Portanto, a borracha amazônica carrega atributos ambientais e sociais únicos por manter a floresta em pé, colaborar para o atendimento das metas climáticas do país, desempenhar um papel relevante na regulação do regime de chuvas, além do potencial de promover a geração de renda e valorização das populações tradicionais verdadeiros guardiões da floresta.
Há atualmente alguns casos de parcerias comerciais diferenciadas entre organizações extrativistas na Amazônia e empresas do setor (pneus e calçados, por exemplo) interessadas em borracha extrativista da Amazônia com atributos socioambientais. O interesse crescente do setor e os resultados obtidos, com ganhos para ambos os lados, indicam caminhos a seguir para impulsionar a atividade no Brasil.
Aproveitando o interesse do setor, oInstituto de Manejo e Certificação Florestal e Agrícola(Imaflora) organizou no mês de maio, em parceria com a WWF-Brasil, um encontro multissetorial em Rondônia que reuniu representantes de diferentes empresas consumidoras de borracha extrativista, cooperativas e associações de extrativistas, movimentos sociais, ONGs, além de representantes de ministérios e do governo do estado.
O evento que discutiu caminhos para alavancar e impulsionar a cadeia, resultou em um compromisso das empresas presentes na compra de 1700 toneladas de borracha extrativista da Amazônia para a próxima safra, volume que representa o dobro do que foi produzido no ano passado, reforçando o interesse e disposição do mercado. Além disso, no evento, foi construído um conjunto de diretrizes e ações necessárias para impulsionar a retomada da produção na Amazônia.
Caminhos para a bioeconomia
Uma das ações citadas no documento é a necessidade de crédito e financiamento específico para a produção, que viabilizaria a abertura e revitalização de novos seringais, a criação de capital de giro para compra antecipada da produção, compra de equipamentos para coleta e abertura de novos seringais, além do fortalecimento das organizações comunitárias, associações e cooperativas. Duas soluções foram apresentadas como alternativas: o acesso diferenciado ao crédito rural por meio do Programa Nacional de Fortalecimento da Agricultura Familiar (Pronaf) e a criação de linhas de crédito específicas para o extrativismo.
Duas ações consideradas fundamentais são a revisão dos valores praticados por meio da Política de Garantia de Preços Mínimos para os Produtos da Sociobiodiversidade (PGPM-Bio) e a criação de instrumentos para pagamentos pelos serviços socioambientais.

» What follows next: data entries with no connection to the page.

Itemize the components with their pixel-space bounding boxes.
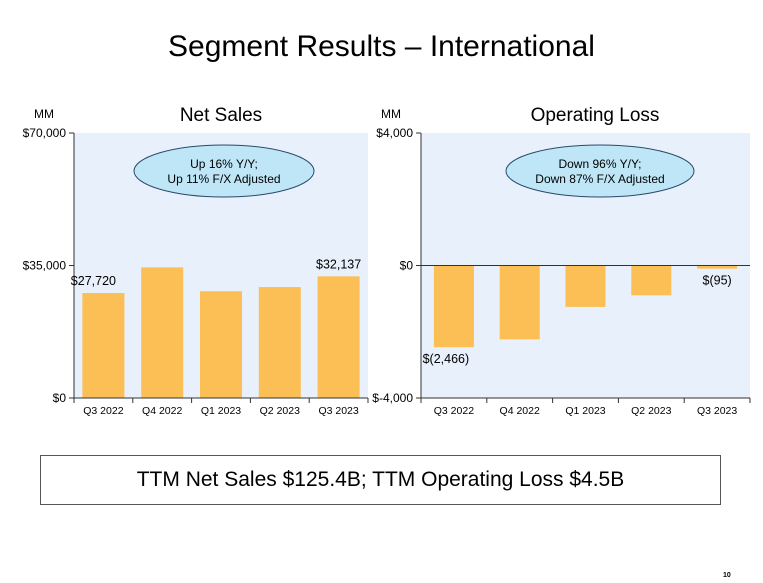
net-sales-data-label-5: $32,137: [316, 257, 361, 271]
net-sales-unit-label: MM: [34, 107, 54, 121]
net-sales-bar-5: [317, 276, 360, 398]
net-sales-bar-3: [200, 291, 242, 398]
operating-loss-ytick-label-2: $0: [400, 259, 414, 273]
operating-loss-callout-line-2: Down 87% F/X Adjusted: [535, 172, 664, 186]
net-sales-category-label-3: Q1 2023: [201, 405, 241, 417]
operating-loss-bar-5: [697, 265, 738, 269]
net-sales-bar-4: [258, 287, 301, 398]
operating-loss-title: Operating Loss: [531, 105, 660, 126]
operating-loss-ytick-label-1: $-4,000: [372, 391, 413, 405]
net-sales-category-label-2: Q4 2022: [142, 405, 182, 417]
summary-box: TTM Net Sales $125.4B; TTM Operating Los…: [40, 455, 721, 505]
net-sales-data-label-1: $27,720: [71, 274, 116, 288]
net-sales-title: Net Sales: [180, 105, 262, 126]
summary-text: TTM Net Sales $125.4B; TTM Operating Los…: [136, 468, 625, 491]
operating-loss-bar-4: [631, 265, 672, 296]
net-sales-ytick-label-1: $0: [53, 391, 67, 405]
net-sales-bar-1: [82, 293, 125, 398]
net-sales-bar-2: [141, 267, 184, 398]
net-sales-callout-line-1: Up 16% Y/Y;: [190, 157, 258, 171]
net-sales-callout-ellipse: [133, 144, 315, 198]
operating-loss-unit-label: MM: [381, 107, 401, 121]
net-sales-category-label-4: Q2 2023: [260, 405, 300, 417]
operating-loss-data-label-1: $(2,466): [423, 352, 470, 366]
net-sales-callout-line-2: Up 11% F/X Adjusted: [167, 172, 280, 186]
operating-loss-bar-1: [433, 265, 474, 348]
operating-loss-data-label-5: $(95): [703, 274, 732, 288]
net-sales-ytick-label-2: $35,000: [23, 259, 67, 273]
net-sales-category-label-5: Q3 2023: [318, 405, 358, 417]
operating-loss-category-label-5: Q3 2023: [697, 405, 737, 417]
operating-loss-category-label-4: Q2 2023: [631, 405, 671, 417]
operating-loss-category-label-3: Q1 2023: [565, 405, 605, 417]
operating-loss-category-label-2: Q4 2022: [500, 405, 540, 417]
page-number: 10: [723, 572, 731, 579]
operating-loss-ytick-label-3: $4,000: [376, 126, 413, 140]
operating-loss-callout-ellipse: [505, 144, 695, 198]
operating-loss-bar-2: [499, 265, 540, 340]
operating-loss-callout-line-1: Down 96% Y/Y;: [558, 157, 641, 171]
operating-loss-bar-3: [565, 265, 606, 307]
net-sales-ytick-label-3: $70,000: [23, 126, 67, 140]
operating-loss-category-label-1: Q3 2022: [434, 405, 474, 417]
slide-title: Segment Results – International: [168, 30, 595, 63]
net-sales-category-label-1: Q3 2022: [83, 405, 123, 417]
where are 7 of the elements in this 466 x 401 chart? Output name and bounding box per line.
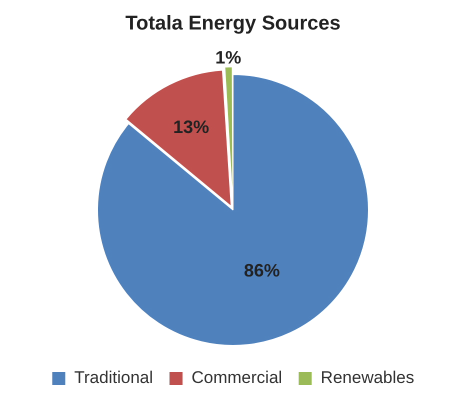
legend-label: Commercial bbox=[192, 368, 282, 388]
legend-label: Renewables bbox=[320, 368, 414, 388]
chart-title: Totala Energy Sources bbox=[125, 12, 341, 35]
data-label: 1% bbox=[215, 48, 242, 68]
data-label: 13% bbox=[173, 116, 210, 137]
data-label: 86% bbox=[244, 260, 280, 280]
legend-label: Traditional bbox=[74, 368, 154, 388]
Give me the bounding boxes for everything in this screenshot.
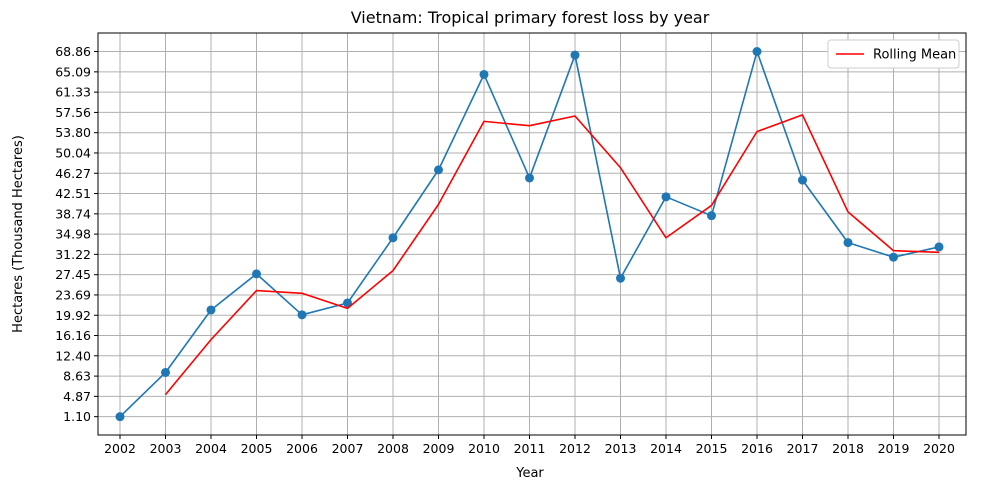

Esses instrumentos são necessários para assegurar o pagamento de preço justo aos extrativistas, bem como remunerá-los pelos serviços ecossistêmicos prestados por essas populações.
Outras ações aparecem no documento, como a importância de se combater o desmatamento na floresta amazônica, com a retomada das ações de fiscalização por agentes ambientais, abandonadas no governo anterior. Também a criação de incentivos fiscais, estímulo ao uso de borracha extrativista da Amazônia pela indústria, e utilização de sistemas de rastreabilidade para a borracha, o que daria segurança para atores do mercado que procuram produtos com garantias e atributos socioambientais agregados.
Em um país megadiverso e ansioso por novos modelos de desenvolvimento para a Amazônia, é fundamental se criar incentivos e as condições necessárias para impulsionar a cadeia da borracha extrativista, que é contemporânea, uma vez que responde as principais aspirações da sociedade de um modelo de economia da floresta em pé que gere conservação ambiental, crescimento econômico e desenvolvimento local sustentável para as pessoas que vivem na floresta e da floresta.
*O artigo é assinado entre Marina Piatto, diretora executiva do Imaflora, Patrícia Cota Gomes, diretora executiva adjunta do Imaflora e Luiz Brasi, coordenador da Rede Origens Brasil® no Imaflora.